Summary

The SBI which is the largest Indian bank by all measures is expanding its international presence in harmony with the emergence of India has one of the future leader of the world economy.
SBI is systematically going after the overseas indian communities aiming at being the dominant banker of the NRIs.
SBI is following the expansion of the Indian Corporates internationally.
SBI strategy is not unique; the traditional Indian banking sector is going through a process of modernization and globalization.

Analysis

 This announced bold strategy from SBI is not a surprise; we should expect over the next coming years more initiative from Indian financial services companies in the international markets.
SBI is developing a two fold strategy around 32 existing overseas networks and more than 150 foreign offices:
- on the Retail side SBI is now going aggressivally to expand its penetration within the large Indian overseas communities: UK, USA, Canada, UAE, Singapore with a two segments of coverage: a) the mass retail, but also, b) the High Net Worth Indian offshore community. On the first segment the main business is on remittances with India (a very lucrative activity similar to the Western Union model). On the second segment the approach is more on facilitating investments in India and follow the natural desire of the Offshore Indians to take an active role in the economic development of their motherland.

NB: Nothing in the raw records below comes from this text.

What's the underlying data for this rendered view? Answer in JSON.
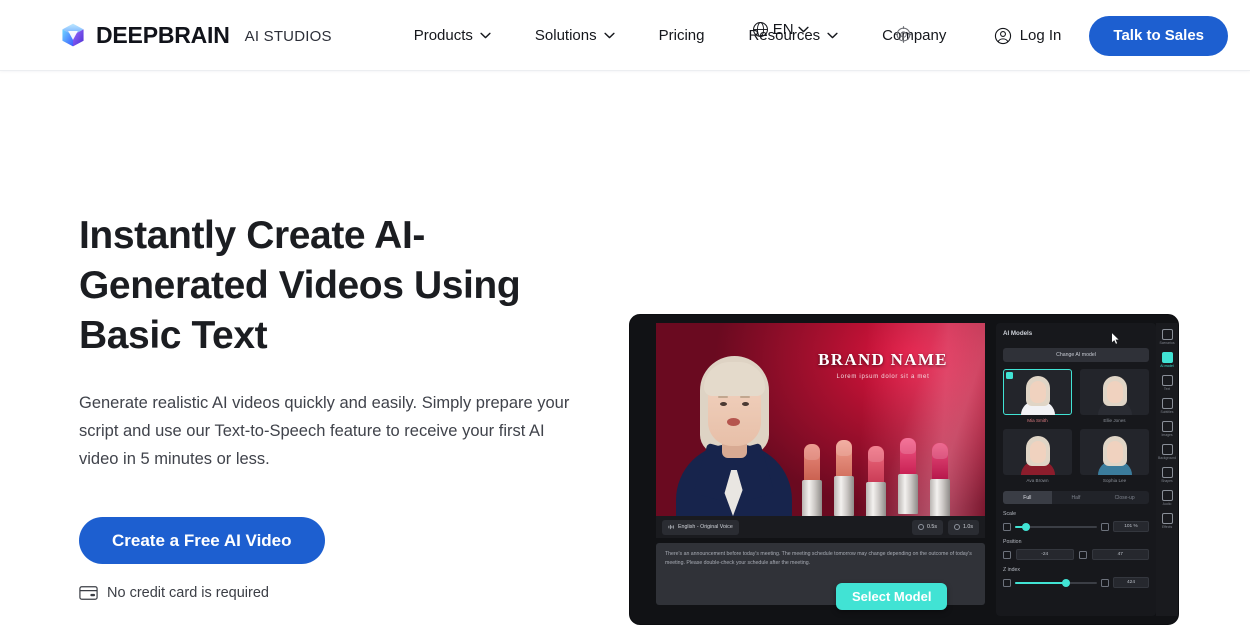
{
  "header": {
    "brand": {
      "word": "DEEPBRAIN",
      "sub": "AI STUDIOS",
      "logo_icon": "cube-logo-icon"
    },
    "nav": [
      {
        "label": "Products",
        "has_dropdown": true
      },
      {
        "label": "Solutions",
        "has_dropdown": true
      },
      {
        "label": "Pricing",
        "has_dropdown": false
      },
      {
        "label": "Resources",
        "has_dropdown": true
      },
      {
        "label": "Company",
        "has_dropdown": true
      }
    ],
    "language": {
      "label": "EN",
      "icon": "globe-icon"
    },
    "login": {
      "label": "Log In",
      "icon": "user-circle-icon"
    },
    "cta": {
      "label": "Talk to Sales"
    }
  },
  "hero": {
    "title": "Instantly Create AI-Generated Videos Using Basic Text",
    "subtitle": "Generate realistic AI videos quickly and easily. Simply prepare your script and use our Text-to-Speech feature to receive your first AI video in 5 minutes or less.",
    "cta_label": "Create a Free AI Video",
    "note": "No credit card is required",
    "note_icon": "credit-card-icon"
  },
  "mockup": {
    "stage": {
      "brand_name": "BRAND NAME",
      "brand_tagline": "Lorem ipsum dolor sit a met"
    },
    "toolbar": {
      "language_pill": "English - Original Voice",
      "language_icon": "sound-wave-icon",
      "chips": [
        {
          "label": "0.5s",
          "icon": "clock-icon"
        },
        {
          "label": "1.0s",
          "icon": "clock-icon"
        }
      ]
    },
    "script": "There's an announcement before today's meeting. The meeting schedule tomorrow may change depending on the outcome of today's meeting. Please double-check your schedule after the meeting.",
    "select_model_label": "Select Model",
    "panel": {
      "title": "AI Models",
      "change_button": "Change AI model",
      "models": [
        {
          "name": "Mia Smith",
          "selected": true,
          "shirt": "#f2f2f5"
        },
        {
          "name": "Ellie Jones",
          "selected": false,
          "shirt": "#2a2c33"
        },
        {
          "name": "Ava Brown",
          "selected": false,
          "shirt": "#8c1d2c"
        },
        {
          "name": "Sophia Lee",
          "selected": false,
          "shirt": "#3b7c9c"
        }
      ],
      "segments": [
        {
          "label": "Full",
          "active": true
        },
        {
          "label": "Half",
          "active": false
        },
        {
          "label": "Close-up",
          "active": false
        }
      ],
      "controls": [
        {
          "label": "Scale",
          "type": "slider",
          "value": "101 %",
          "fill_pct": 14
        },
        {
          "label": "Position",
          "type": "pair",
          "x": "-24",
          "y": "47"
        },
        {
          "label": "Z index",
          "type": "slider",
          "value": "424",
          "fill_pct": 62
        }
      ]
    },
    "rail": [
      {
        "label": "Scenarios",
        "icon": "scenario-icon",
        "active": false
      },
      {
        "label": "AI model",
        "icon": "avatar-icon",
        "active": true
      },
      {
        "label": "Text",
        "icon": "text-icon",
        "active": false
      },
      {
        "label": "Subtitles",
        "icon": "subtitle-icon",
        "active": false
      },
      {
        "label": "Images",
        "icon": "image-icon",
        "active": false
      },
      {
        "label": "Background",
        "icon": "background-icon",
        "active": false
      },
      {
        "label": "Shapes",
        "icon": "shapes-icon",
        "active": false
      },
      {
        "label": "Audio",
        "icon": "audio-icon",
        "active": false
      },
      {
        "label": "Effects",
        "icon": "effects-icon",
        "active": false
      }
    ]
  },
  "colors": {
    "brand_blue": "#1d5fd0",
    "accent_teal": "#41e3d4",
    "text_dark": "#1b1d21",
    "mock_bg": "#111215"
  }
}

In selective countries (Mauritius, Maldives, Nepal), SBI is aiming at becoming the dominant bank of the country (all having large indian communities).
Obviously India is centralizing all the back-offices/call center/central IT functions.

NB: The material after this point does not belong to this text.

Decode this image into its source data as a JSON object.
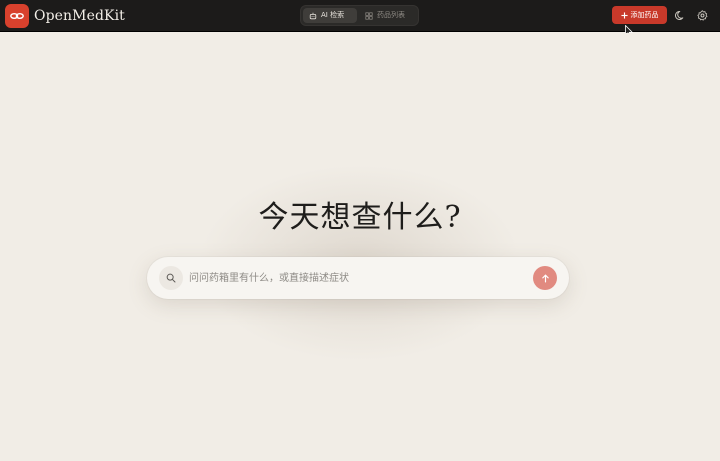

- on the Corporate Banking side, SBI is trying to catch-up with the already well advanced internationalization of many Indian Corporates. The Tata (Jaguar-Land Rover, Corus, Taj.....), Mittal (Usinor...), Reliance (Dreamworks...), Dr Reddy, Infosys.... to name a few large Indian Groups have been on an aggressive international buying trail over the past couple of years; this trend will increase over the coming years with large but also small/medium size acquisitions. The Indian companies getting more and more international, they are expecting services from their domestic bankers. Or more specifically, if the Indian banks don't grow internationally, they are facing the risk of loosing their large corporate customers who will migrate to International Banks active in India (Standard Chartered, HSBC, Deutsche Bk, BNPP.....).

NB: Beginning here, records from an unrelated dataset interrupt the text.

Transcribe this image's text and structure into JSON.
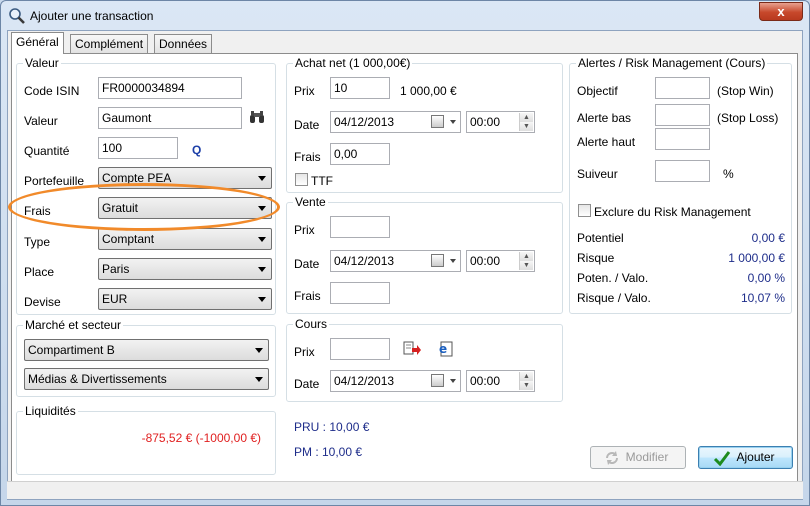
{
  "window": {
    "title": "Ajouter une transaction",
    "close_label": "x"
  },
  "tabs": [
    {
      "label": "Général",
      "active": true
    },
    {
      "label": "Complément",
      "active": false
    },
    {
      "label": "Données",
      "active": false
    }
  ],
  "valeur": {
    "title": "Valeur",
    "code_isin_label": "Code ISIN",
    "code_isin_value": "FR0000034894",
    "valeur_label": "Valeur",
    "valeur_value": "Gaumont",
    "quantite_label": "Quantité",
    "quantite_value": "100",
    "quantite_icon": "Q",
    "portefeuille_label": "Portefeuille",
    "portefeuille_value": "Compte PEA",
    "frais_label": "Frais",
    "frais_value": "Gratuit",
    "type_label": "Type",
    "type_value": "Comptant",
    "place_label": "Place",
    "place_value": "Paris",
    "devise_label": "Devise",
    "devise_value": "EUR"
  },
  "marche": {
    "title": "Marché et secteur",
    "compartiment_value": "Compartiment B",
    "secteur_value": "Médias & Divertissements"
  },
  "liquidites": {
    "title": "Liquidités",
    "value": "-875,52 € (-1000,00 €)"
  },
  "achat": {
    "title": "Achat net (1 000,00€)",
    "prix_label": "Prix",
    "prix_value": "10",
    "prix_total": "1 000,00 €",
    "date_label": "Date",
    "date_value": "04/12/2013",
    "time_value": "00:00",
    "frais_label": "Frais",
    "frais_value": "0,00",
    "ttf_label": "TTF"
  },
  "vente": {
    "title": "Vente",
    "prix_label": "Prix",
    "prix_value": "",
    "date_label": "Date",
    "date_value": "04/12/2013",
    "time_value": "00:00",
    "frais_label": "Frais",
    "frais_value": ""
  },
  "cours": {
    "title": "Cours",
    "prix_label": "Prix",
    "prix_value": "",
    "date_label": "Date",
    "date_value": "04/12/2013",
    "time_value": "00:00"
  },
  "pru": {
    "pru_text": "PRU : 10,00 €",
    "pm_text": "PM : 10,00 €"
  },
  "alertes": {
    "title": "Alertes / Risk Management (Cours)",
    "objectif_label": "Objectif",
    "objectif_note": "(Stop Win)",
    "alerte_bas_label": "Alerte bas",
    "alerte_bas_note": "(Stop Loss)",
    "alerte_haut_label": "Alerte haut",
    "suiveur_label": "Suiveur",
    "suiveur_unit": "%",
    "exclure_label": "Exclure du Risk Management",
    "stats": [
      {
        "label": "Potentiel",
        "value": "0,00 €"
      },
      {
        "label": "Risque",
        "value": "1 000,00 €"
      },
      {
        "label": "Poten. / Valo.",
        "value": "0,00 %"
      },
      {
        "label": "Risque / Valo.",
        "value": "10,07 %"
      }
    ]
  },
  "buttons": {
    "modifier_label": "Modifier",
    "ajouter_label": "Ajouter"
  },
  "colors": {
    "highlight": "#f18a2a",
    "negative": "#e02020",
    "stat_value": "#1e2d8a"
  }
}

The Indian Banks have not been exposed to a high degree to the difficulties of most of international banks over the past 2 years; one of the best Central Bank in the world as well as the low level of internationalization have implicitly protected the Indian banks from the present turmoil. Thanks to a sound and strong capital base, SBI and other Indian banks (ICICI, HDFC, Punjab National Bank...) will be expanding their footprint by acquisition. Opportunities are numerous in UK and the US to presently acquire retail & SME networks; the Indian banks feel now ready to move!
It is also worth to follow the development of an active asset management industry: strong of very talented managers trained in NY, London or Singapore, we shall see over the next ten years the emergence of new strong franchises which shall buy and consolidate existing boutiques. The Reliance group, among others, is known to look at buying asset management platforms.
Finally we see an effective development of Indian actors in many financial services which are taking advantage of the country strong IT capabilities: custodee services, clearing services, documentary credit services but also in the securities reevaluation services and on the research.
The Indian Banks having now the Capital base, the Customer base, the fantastic IT capability and an amazingly well trained workforce...shall become, like their country, the next big "gorillas" of the banking industry.
For any international banks, these new actors have to be taken very seriously as strong emerging competitors.